Document Type

Article

Publication Date

12-20-1997

Publication Title

The Astrophysical Journal

Abstract

Despite the contributions of the Hubble Space Telescope Faint Object Spectrograph (FOS) to the archive of UV observations of active galactic nuclei, the vast majority of UV reference data were obtained using the International Ultraviolet Explorer (IUE) satellite. These data remain important since they provide historical information about the intensities of the UV continua and emission lines that is needed to constrain models of the active nucleus. A detailed comparison of the FOS and IUE data is critical to understanding how the measurable quantities depend on the individual instrumental calibrations, and how any conclusions derived from modeling the observations may vary depending on the source of the UV data. Rigorous comparison of FOS and IUE spectra have so far been performed only for spectrophotometric standard star observations that are acquired accurately and have high signal-to-noise ratios. We compare typical FOS spectra that were not acquired and observed with the strict regimen that is used for standard-star observations, especially in the pre-COSTAR era.
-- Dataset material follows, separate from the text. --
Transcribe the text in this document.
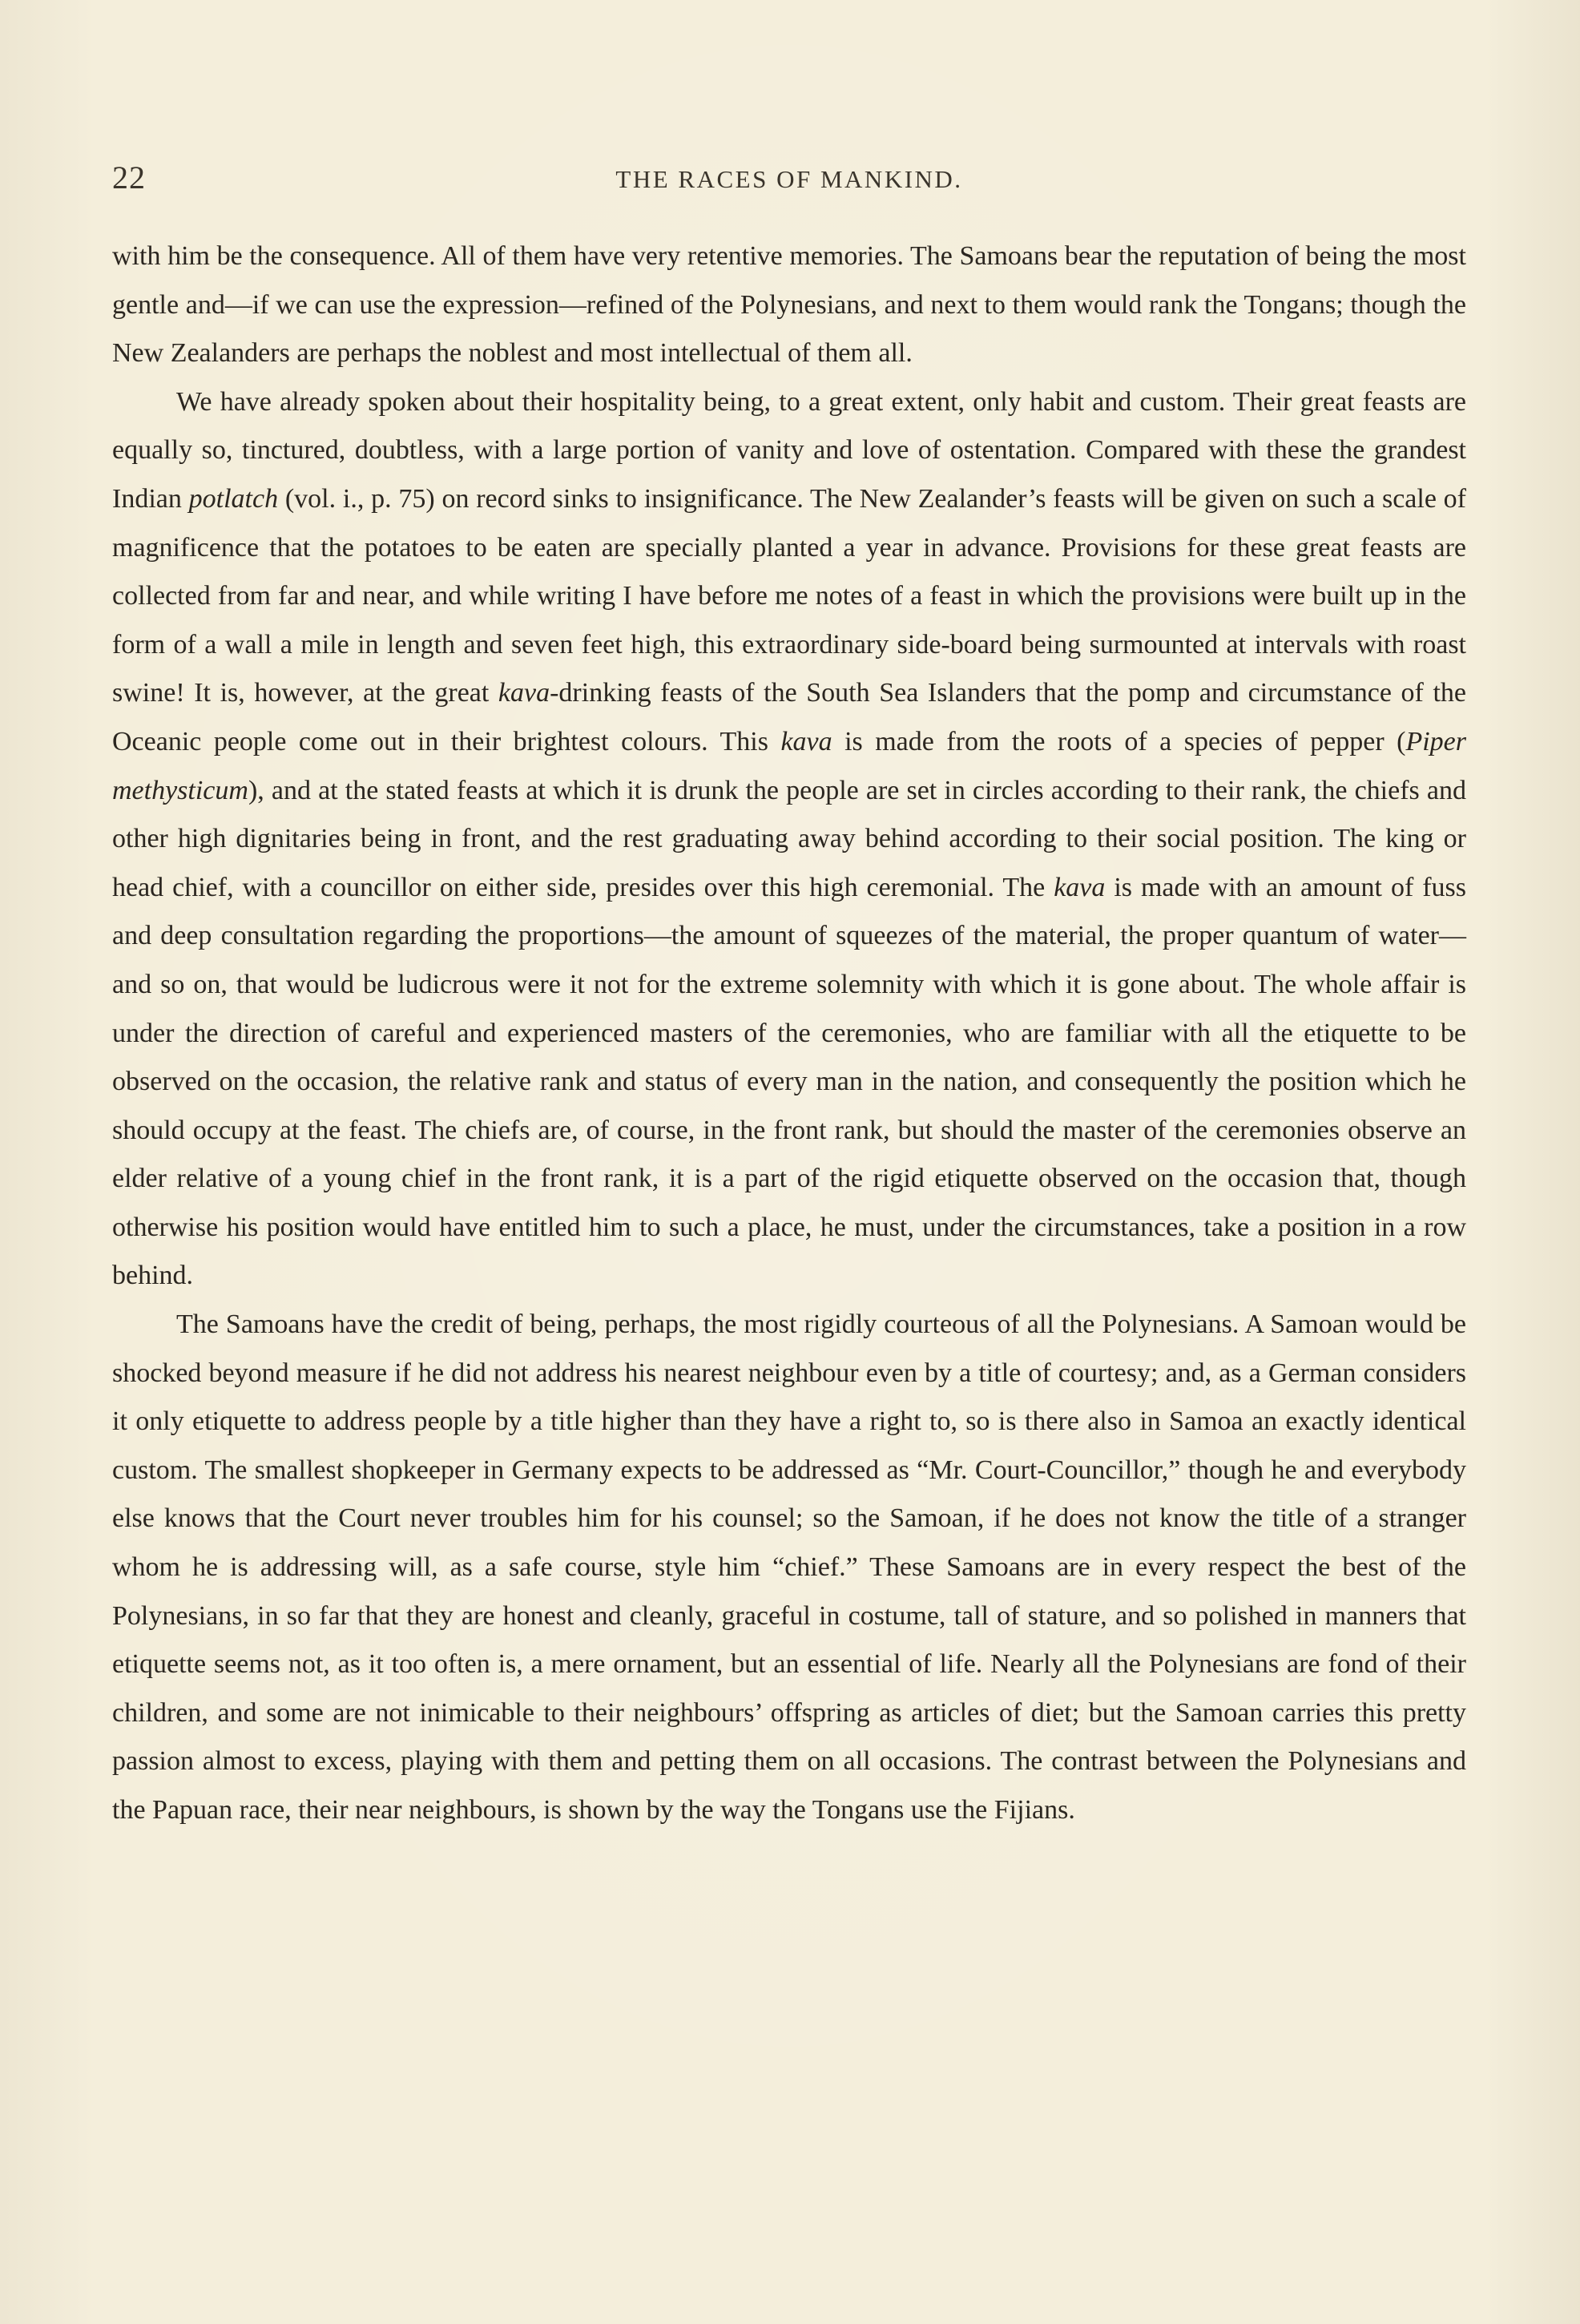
22	THE RACES OF MANKIND.

with him be the consequence. All of them have very retentive memories. The Samoans bear the reputation of being the most gentle and—if we can use the expression—refined of the Polynesians, and next to them would rank the Tongans; though the New Zealanders are perhaps the noblest and most intellectual of them all.

We have already spoken about their hospitality being, to a great extent, only habit and custom. Their great feasts are equally so, tinctured, doubtless, with a large portion of vanity and love of ostentation. Compared with these the grandest Indian potlatch (vol. i., p. 75) on record sinks to insignificance. The New Zealander’s feasts will be given on such a scale of magnificence that the potatoes to be eaten are specially planted a year in advance. Provisions for these great feasts are collected from far and near, and while writing I have before me notes of a feast in which the provisions were built up in the form of a wall a mile in length and seven feet high, this extraordinary side-board being surmounted at intervals with roast swine! It is, however, at the great kava-drinking feasts of the South Sea Islanders that the pomp and circumstance of the Oceanic people come out in their brightest colours. This kava is made from the roots of a species of pepper (Piper methysticum), and at the stated feasts at which it is drunk the people are set in circles according to their rank, the chiefs and other high dignitaries being in front, and the rest graduating away behind according to their social position. The king or head chief, with a councillor on either side, presides over this high ceremonial. The kava is made with an amount of fuss and deep consultation regarding the proportions—the amount of squeezes of the material, the proper quantum of water—and so on, that would be ludicrous were it not for the extreme solemnity with which it is gone about. The whole affair is under the direction of careful and experienced masters of the ceremonies, who are familiar with all the etiquette to be observed on the occasion, the relative rank and status of every man in the nation, and consequently the position which he should occupy at the feast. The chiefs are, of course, in the front rank, but should the master of the ceremonies observe an elder relative of a young chief in the front rank, it is a part of the rigid etiquette observed on the occasion that, though otherwise his position would have entitled him to such a place, he must, under the circumstances, take a position in a row behind.

The Samoans have the credit of being, perhaps, the most rigidly courteous of all the Polynesians. A Samoan would be shocked beyond measure if he did not address his nearest neighbour even by a title of courtesy; and, as a German considers it only etiquette to address people by a title higher than they have a right to, so is there also in Samoa an exactly identical custom. The smallest shopkeeper in Germany expects to be addressed as “Mr. Court-Councillor,” though he and everybody else knows that the Court never troubles him for his counsel; so the Samoan, if he does not know the title of a stranger whom he is addressing will, as a safe course, style him “chief.” These Samoans are in every respect the best of the Polynesians, in so far that they are honest and cleanly, graceful in costume, tall of stature, and so polished in manners that etiquette seems not, as it too often is, a mere ornament, but an essential of life. Nearly all the Polynesians are fond of their children, and some are not inimicable to their neighbours’ offspring as articles of diet; but the Samoan carries this pretty passion almost to excess, playing with them and petting them on all occasions. The contrast between the Polynesians and the Papuan race, their near neighbours, is shown by the way the Tongans use the Fijians.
All nonproprietary UV FOS spectrophotometric archival data for the Seyfert 1 galaxies Mrk 509, NGC 3783, and NGC 5548 that have near-simultaneous (within 24 hr) IUE observations are used in the analysis. These data demonstrate that the absolute photometric calibrations of the FOS and IUE agree within ~5% in absolute flux for two of the objects. For NGC 5548, the FOS and IUE flux data disagree by ~50% in the 1200-2000 Å region. In this object there may be evidence for flux nonlinearity of the IUE detector and a contribution from the host galaxy redward of 2800 Å. Cross-correlation of the FOS and IUE spectra reveals no zero-point wavelength shift larger than the IUE wavelength calibration errors. Comparison of line flux measurements from both the FOS and IUE spectra show that for strong emission lines (e.g., Lyα, C IV, and Mg II) the measured intensities always agree within 15%, while for moderately strong lines (e.g., N V, Si IV/O IV, He II, and C III]) the agreement is ~30% (1 σ). Weak lines (e.g., O I, C II, N IV], O III], and N III]) may not even be detected in the IUE spectra, and when they are detected the disagreement between the measured fluxes can be very large.